Die Initiative zur Wiederbegründung der K.D.St.V. Radaspona selbst erfolgte erst zu Beginn der 1950er Jahre.

Als kleine und erst relativ spät wieder ins Leben gerufene Verbindung, der offizielle Verbindungsbetrieb wurde erst 1950 wieder aufgenommen, gelang es Dank des großen Engagements der Bundesbrüder ein geregeltes Verbindungsleben zu organisieren. Anfang der 1960er Jahre konnte dann im Heim des KKV Hansa (= Katholischer Kaufmannsgehilfen Verein Hansa, ein katholischer Sozialverband für Katholiken in Wirtschaft und Verwaltung) ein dauerhaftes Verbindungslokal gefunden werden.

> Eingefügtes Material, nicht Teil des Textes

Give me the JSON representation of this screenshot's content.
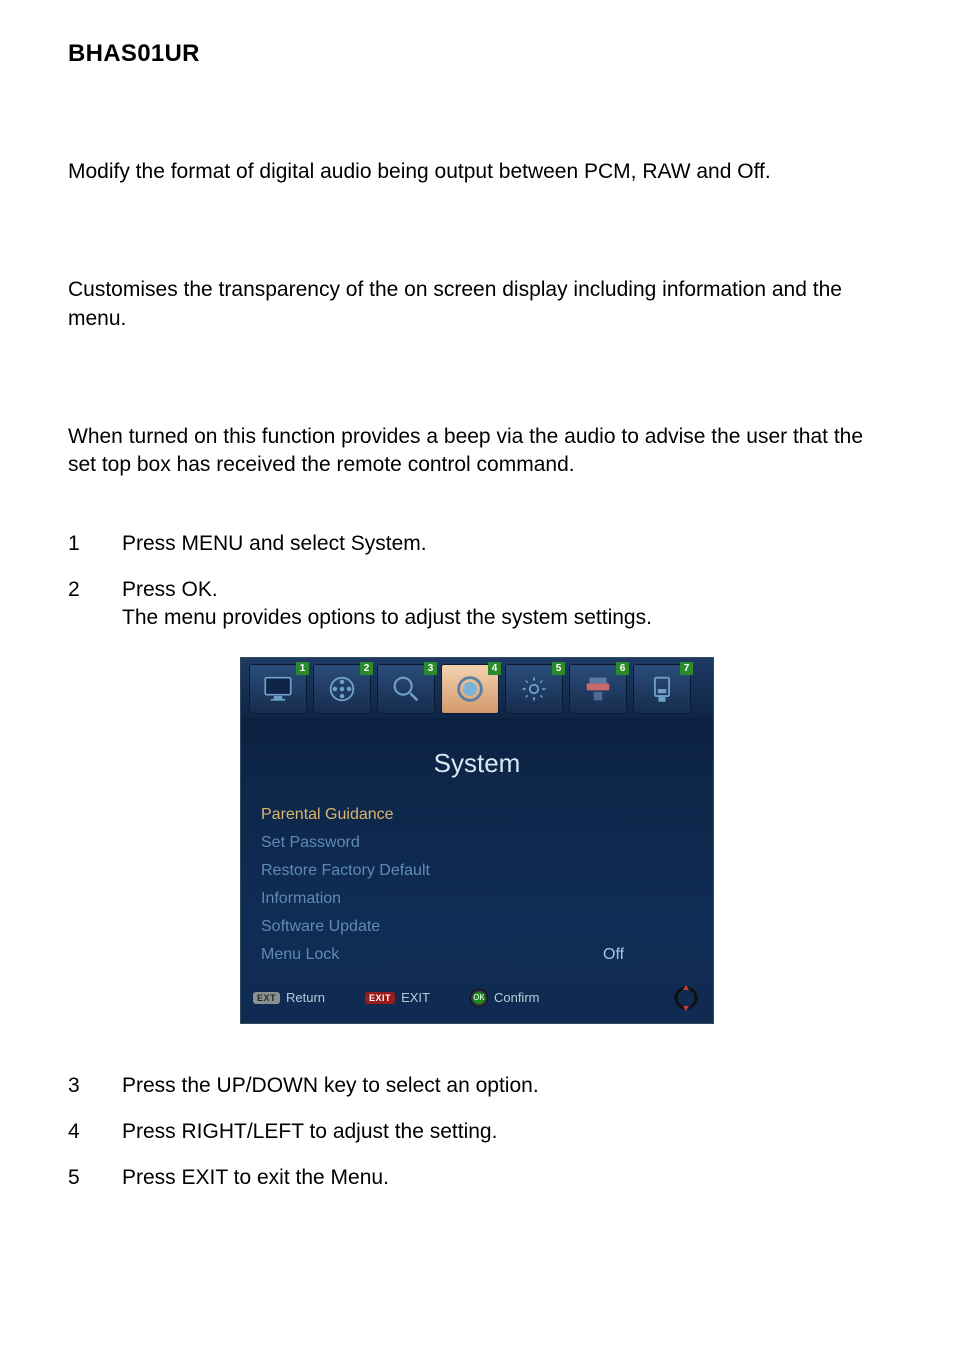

Ein wesentlicher Meilenstein in der jüngern Geschichte unserer Korporation war dann der Erwerb unseres Verbindungshauses in der Tizianstraße 20 im Münchner Stadtteil Nymphenburg/Gern. Das Haus wurde 1967 erworben und konnte 1969 bezogen werden. Anfang 1981 verstärkten sich Kontakte zur K.Ö.St.V. Kürnberg im ÖCV zu Wien. Im Laufe mehrere Besuche und Gegenbesuche in Wien und München hatten sich die freundschaftlichen Beziehungen zwischen unseren Verbindungen soweit vertieft, dass am 29. Januar 1983 auf einer Freundschaftskneipe in Salzburg offiziell die Freundschaftbänder zwischen unseren Verbindungen getauscht wurden.

1997 konnten wir dann auf 75 Jahre Radaspona im Rahmen eines eindrucksvollen Stiftungsfestes zurückblicken und bemühen uns auch weiterhin gemäß dem Wahlspruch „Einigkeit macht stark“ unseren Weg in die Zukunft weiter fortzusetzen.